South Africa dealt a heavy blow to the troubled international court on Friday by announcing it was withdrawing from the institution
The International Criminal Court on Monday urged member states to seek a consensus with critical African nations, while stressing that South Africa and Burundi's announced departures would not take place for at least year.
"Today more than ever, there is a huge need for universal justice," said Sidiki Kaba, president of the assembly of state parties to the ICC founding treaty, evoking "the tragedies which are happening in front of our eyes".
Kaba, also Senegal's justice minister, said it was necessary "to engage in dialogue with the nations which want to leave the ICC. For that we must listen to their concerns, their recriminations and their criticism".
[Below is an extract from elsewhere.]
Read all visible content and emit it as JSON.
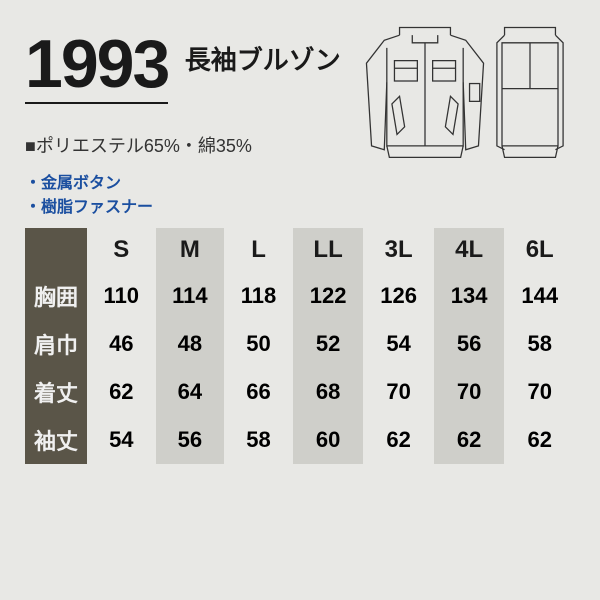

South Africa dealt a heavy blow to the troubled international court on Friday by announcing it was withdrawing from an institution set up to prosecute the world's worst crimes.
The decision followed a dispute last year when Sudanese President Omar al-Bashir visited the country for an African Union summit despite facing an ICC arrest warrant over alleged war crimes.
And earlier this month, Burundian lawmakers overwhelmingly voted to withdraw from the ICC.
Rights organisations said Burundi's government was trying to hide abuses from the eyes of the world.
Namibia and Kenya have also raised the possibility of leaving the ICC, which has often been accused of bias against African leaders.
Of the 10 ICC probes since 2002 when the court was established, nine have been into African countries and one into Georgia, although most ICC cases have been referred to the court by African governments themselves.
Kaba told reporters in Dakar that any formal withdrawal request would only take effect after a year.
He urged the members states considering such a move to "give dialogue a chance," adding that the next general assembly in November would be a good forum for finding "a dynamic consensus".
The Senegalese minister also called for national judicial systems to be reinforced to allow "Africans to judge Africans on the continent".